8	What is the AC coupling cut-off frequency?	0.5Hz/-3dB Almost no damping at 1Hz.
9	The FFT mean is used, however what is the measurement time per cycle?	Computation time is approximately 25ms, and display time approximately 400ms. Varies with setup conditions (e.g. data length, overlap, number of display screens). Increase average number of cycles and measure measurement time, and compute time per cycle to verify. See amount of overlap and non-display functions.
10	What is the overall value? What is the partial overall value?	Overall (OA) value is the product sum of all frequency power values (Y axis values) subject to the FFT. Since a low-pass filter is applied, components beyond the frequency range are eliminated. Care is required. First, when the data length is 2048 (default setting), the frequency range is divided by 800, and a spectrum of 0Hz + 800 = 801 is displayed on the screen.
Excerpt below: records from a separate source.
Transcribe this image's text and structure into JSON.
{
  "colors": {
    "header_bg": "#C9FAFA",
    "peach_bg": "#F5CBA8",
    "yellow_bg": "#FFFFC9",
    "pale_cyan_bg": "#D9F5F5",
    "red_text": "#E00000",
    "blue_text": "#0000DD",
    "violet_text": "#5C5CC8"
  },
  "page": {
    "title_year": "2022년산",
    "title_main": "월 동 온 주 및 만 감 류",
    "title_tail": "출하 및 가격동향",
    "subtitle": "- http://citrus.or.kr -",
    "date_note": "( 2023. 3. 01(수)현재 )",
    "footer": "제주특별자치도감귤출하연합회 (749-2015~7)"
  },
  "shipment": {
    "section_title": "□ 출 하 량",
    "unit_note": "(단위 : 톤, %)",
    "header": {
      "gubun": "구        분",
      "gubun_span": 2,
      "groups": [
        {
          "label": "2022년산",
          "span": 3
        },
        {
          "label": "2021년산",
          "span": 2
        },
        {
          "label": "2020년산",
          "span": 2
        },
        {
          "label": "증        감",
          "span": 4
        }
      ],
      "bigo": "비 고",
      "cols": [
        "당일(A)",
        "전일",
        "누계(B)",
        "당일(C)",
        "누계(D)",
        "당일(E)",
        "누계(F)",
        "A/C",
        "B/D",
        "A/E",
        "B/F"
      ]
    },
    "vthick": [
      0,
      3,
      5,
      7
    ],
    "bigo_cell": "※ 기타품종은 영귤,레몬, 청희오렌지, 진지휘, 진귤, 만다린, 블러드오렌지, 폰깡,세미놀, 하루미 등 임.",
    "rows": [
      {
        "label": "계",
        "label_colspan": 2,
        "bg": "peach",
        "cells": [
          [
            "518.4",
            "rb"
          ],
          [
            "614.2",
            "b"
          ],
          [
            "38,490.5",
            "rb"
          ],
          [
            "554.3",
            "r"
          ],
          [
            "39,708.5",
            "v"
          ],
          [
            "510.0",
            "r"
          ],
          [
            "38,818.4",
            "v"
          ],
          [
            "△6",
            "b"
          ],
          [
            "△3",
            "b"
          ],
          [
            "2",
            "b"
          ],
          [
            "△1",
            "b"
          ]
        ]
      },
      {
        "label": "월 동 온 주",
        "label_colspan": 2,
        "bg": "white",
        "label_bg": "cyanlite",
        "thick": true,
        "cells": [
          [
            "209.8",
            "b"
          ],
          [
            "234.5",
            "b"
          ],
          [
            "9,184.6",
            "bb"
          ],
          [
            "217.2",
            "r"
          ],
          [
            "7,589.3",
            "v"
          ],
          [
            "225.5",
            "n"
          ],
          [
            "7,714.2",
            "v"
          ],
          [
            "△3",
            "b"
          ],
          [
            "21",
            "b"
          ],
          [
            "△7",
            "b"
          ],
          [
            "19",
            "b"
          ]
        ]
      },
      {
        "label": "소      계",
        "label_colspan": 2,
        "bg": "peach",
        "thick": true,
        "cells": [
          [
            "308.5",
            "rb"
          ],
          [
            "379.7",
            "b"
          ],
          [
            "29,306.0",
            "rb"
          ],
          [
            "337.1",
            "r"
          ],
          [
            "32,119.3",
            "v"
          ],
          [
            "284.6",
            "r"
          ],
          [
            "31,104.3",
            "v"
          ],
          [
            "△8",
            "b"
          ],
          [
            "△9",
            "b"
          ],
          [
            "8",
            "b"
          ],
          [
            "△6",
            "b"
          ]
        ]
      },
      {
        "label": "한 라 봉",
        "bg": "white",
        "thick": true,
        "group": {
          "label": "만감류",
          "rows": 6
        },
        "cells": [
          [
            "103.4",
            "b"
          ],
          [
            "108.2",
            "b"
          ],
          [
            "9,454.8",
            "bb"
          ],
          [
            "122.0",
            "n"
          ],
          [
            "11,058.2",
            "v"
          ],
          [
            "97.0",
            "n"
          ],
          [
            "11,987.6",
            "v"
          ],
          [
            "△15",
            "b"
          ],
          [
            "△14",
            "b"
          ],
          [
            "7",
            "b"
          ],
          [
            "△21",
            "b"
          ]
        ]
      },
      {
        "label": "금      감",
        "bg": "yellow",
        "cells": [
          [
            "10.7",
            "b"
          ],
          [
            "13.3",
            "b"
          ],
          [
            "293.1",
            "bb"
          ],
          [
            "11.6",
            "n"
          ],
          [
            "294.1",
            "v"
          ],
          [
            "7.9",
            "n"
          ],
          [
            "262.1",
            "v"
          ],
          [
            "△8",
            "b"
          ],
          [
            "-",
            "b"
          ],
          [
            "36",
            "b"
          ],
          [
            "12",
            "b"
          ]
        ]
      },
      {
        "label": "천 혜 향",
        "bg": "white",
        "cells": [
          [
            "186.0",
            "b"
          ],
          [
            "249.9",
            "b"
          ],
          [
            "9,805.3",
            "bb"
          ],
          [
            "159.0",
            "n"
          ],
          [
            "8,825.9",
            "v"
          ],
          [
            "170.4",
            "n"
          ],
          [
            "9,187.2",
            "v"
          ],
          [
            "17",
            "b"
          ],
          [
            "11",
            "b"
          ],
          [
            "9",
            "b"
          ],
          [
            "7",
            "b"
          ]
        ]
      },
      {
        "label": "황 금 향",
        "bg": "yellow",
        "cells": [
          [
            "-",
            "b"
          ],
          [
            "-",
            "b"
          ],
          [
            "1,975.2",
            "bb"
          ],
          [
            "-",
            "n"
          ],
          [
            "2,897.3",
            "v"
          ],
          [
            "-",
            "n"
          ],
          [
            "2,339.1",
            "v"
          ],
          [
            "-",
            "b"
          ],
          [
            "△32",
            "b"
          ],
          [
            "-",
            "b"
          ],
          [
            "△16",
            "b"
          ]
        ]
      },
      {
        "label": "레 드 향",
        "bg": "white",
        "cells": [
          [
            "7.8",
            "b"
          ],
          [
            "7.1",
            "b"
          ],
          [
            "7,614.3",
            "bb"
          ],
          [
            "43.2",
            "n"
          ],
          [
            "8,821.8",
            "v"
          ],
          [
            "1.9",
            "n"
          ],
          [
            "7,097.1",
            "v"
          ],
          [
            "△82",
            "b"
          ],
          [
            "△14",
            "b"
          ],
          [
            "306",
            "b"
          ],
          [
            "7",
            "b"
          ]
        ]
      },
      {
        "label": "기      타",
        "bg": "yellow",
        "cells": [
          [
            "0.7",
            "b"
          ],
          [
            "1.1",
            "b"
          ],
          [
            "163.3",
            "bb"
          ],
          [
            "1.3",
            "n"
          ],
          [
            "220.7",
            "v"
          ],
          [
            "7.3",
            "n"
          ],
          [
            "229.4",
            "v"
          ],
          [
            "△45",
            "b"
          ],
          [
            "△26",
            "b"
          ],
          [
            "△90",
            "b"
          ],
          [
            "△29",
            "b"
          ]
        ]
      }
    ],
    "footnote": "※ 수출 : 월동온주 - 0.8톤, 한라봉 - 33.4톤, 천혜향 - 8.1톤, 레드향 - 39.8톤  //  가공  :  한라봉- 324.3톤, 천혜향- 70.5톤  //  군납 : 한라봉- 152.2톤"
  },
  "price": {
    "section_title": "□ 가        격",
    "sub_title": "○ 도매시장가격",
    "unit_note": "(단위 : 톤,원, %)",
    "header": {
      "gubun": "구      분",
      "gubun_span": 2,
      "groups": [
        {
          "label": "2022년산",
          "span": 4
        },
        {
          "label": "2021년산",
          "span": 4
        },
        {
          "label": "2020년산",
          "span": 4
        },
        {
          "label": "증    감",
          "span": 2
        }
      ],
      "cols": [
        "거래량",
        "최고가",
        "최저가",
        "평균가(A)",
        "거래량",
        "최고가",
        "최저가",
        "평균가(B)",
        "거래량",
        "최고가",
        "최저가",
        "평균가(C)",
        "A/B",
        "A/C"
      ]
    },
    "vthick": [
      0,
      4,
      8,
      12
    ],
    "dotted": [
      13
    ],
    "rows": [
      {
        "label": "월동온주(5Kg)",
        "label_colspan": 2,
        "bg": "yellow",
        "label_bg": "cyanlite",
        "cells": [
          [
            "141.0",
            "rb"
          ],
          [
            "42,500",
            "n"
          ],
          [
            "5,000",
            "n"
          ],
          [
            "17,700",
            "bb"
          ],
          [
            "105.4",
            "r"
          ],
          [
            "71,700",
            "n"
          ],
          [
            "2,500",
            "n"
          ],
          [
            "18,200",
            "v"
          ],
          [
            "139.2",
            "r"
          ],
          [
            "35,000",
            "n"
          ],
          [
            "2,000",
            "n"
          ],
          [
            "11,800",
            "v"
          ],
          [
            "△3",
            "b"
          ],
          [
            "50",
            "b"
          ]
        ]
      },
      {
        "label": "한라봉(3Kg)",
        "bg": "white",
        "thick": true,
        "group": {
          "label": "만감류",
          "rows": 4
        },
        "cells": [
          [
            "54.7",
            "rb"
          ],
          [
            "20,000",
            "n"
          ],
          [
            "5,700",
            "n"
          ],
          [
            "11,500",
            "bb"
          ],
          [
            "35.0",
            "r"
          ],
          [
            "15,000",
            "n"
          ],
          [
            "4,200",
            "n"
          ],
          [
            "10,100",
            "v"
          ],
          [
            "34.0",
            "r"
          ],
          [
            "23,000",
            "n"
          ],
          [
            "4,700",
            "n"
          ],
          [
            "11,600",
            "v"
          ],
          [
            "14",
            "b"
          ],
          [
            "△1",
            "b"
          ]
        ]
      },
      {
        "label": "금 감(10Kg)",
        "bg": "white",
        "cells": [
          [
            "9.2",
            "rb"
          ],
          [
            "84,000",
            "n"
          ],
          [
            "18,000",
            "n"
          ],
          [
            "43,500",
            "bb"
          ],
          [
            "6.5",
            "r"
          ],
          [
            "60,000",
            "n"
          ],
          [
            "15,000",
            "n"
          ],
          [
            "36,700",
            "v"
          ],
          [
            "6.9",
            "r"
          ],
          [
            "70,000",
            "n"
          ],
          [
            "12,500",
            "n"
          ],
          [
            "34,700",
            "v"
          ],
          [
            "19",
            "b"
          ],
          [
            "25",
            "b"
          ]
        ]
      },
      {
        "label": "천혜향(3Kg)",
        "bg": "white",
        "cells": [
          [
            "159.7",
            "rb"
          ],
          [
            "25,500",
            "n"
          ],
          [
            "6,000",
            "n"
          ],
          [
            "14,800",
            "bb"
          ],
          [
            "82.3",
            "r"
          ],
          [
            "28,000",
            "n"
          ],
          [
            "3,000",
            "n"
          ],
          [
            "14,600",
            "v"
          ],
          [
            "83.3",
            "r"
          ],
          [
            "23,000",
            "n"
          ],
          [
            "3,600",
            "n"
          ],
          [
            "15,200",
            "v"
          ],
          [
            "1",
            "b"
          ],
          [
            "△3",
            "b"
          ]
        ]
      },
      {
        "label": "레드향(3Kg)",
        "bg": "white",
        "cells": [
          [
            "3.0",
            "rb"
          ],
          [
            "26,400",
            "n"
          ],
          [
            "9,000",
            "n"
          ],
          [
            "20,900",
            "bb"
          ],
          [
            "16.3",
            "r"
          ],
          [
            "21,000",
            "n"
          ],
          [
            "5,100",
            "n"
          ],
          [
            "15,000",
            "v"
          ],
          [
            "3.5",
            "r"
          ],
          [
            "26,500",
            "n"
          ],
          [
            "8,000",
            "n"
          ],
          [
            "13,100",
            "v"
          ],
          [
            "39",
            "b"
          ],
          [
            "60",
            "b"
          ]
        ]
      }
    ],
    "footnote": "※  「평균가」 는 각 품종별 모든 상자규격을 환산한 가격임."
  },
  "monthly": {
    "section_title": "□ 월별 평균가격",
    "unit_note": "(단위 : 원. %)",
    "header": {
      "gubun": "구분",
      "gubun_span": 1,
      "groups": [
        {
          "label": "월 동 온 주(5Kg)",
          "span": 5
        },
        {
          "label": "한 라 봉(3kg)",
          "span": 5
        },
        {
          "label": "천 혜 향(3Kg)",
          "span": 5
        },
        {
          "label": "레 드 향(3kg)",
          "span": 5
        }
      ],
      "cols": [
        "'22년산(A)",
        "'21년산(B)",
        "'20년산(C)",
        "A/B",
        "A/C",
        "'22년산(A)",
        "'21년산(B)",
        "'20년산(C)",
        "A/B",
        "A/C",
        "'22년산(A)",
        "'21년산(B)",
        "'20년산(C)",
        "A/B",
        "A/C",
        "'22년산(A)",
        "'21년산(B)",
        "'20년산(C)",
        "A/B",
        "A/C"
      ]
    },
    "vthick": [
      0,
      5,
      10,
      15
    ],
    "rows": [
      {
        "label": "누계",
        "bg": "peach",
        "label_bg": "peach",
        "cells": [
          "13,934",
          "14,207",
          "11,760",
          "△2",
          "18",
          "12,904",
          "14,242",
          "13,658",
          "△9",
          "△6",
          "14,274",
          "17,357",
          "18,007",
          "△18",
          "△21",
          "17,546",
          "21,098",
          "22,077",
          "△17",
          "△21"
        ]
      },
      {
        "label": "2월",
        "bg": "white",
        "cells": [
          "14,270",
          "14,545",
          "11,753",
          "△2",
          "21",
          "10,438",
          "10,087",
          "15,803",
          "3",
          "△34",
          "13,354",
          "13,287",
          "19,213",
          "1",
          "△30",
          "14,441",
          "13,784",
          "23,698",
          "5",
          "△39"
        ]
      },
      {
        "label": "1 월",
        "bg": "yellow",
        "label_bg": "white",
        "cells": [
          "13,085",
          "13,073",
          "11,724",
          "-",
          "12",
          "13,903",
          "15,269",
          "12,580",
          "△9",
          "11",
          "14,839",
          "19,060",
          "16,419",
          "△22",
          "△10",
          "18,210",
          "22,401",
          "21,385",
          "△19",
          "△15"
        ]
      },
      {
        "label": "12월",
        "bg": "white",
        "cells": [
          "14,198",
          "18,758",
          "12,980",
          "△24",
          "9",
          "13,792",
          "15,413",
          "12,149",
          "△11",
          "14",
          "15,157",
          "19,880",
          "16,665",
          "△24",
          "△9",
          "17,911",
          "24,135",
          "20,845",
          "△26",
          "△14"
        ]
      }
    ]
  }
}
With i = 0 – 800 Vi = i th spectrum voltage amplitude, the individual spectra displayed on the screen are as follows. (1) With Log display (when Y-axis displays dB) Pi = 10 LOG (Vi)^２ (2) With Lin display (when Y-axis displays Vr) √ (Vi)^２ = Vi Overall computations are as follows. (3) When Y-axis displays Log For P0: DC component Y-axis value (dB), Pi: i th Y-axis value (dB) (OA) = 10 LOG｛(10^P0/10+--+10^Ｐi/10+10^P800/10)Hf｝ Hf: Window adjustment 1 when rectangular 2/3 when hanning (Example) With Pi = 30, 50, --- 40 (dB) (read value when Y-axis displays dB) (OA) = 10 LOG｛(10^30/10+10^50/10+--+10^40/10) Hf｝ (4) When Y axis displays Lin If V0: Y-axis value of DC component and Vi: I th Y axis value (Vr), (OA) LIN = √｛(V0^２+--+Vi^２+V800^２) Hf｝ Note: Values in brackets subject to square root operation. (Example) With 0.1, 0.3, ---0.4 (V), (OA) LIN = √｛(0.1^２+0.3^２+ - - - +0.4^２) Hf｝ Pi and Vi become partial overalls when computed within desired range. When considered in terms of a time region, they match the mean-square of 2048 data items.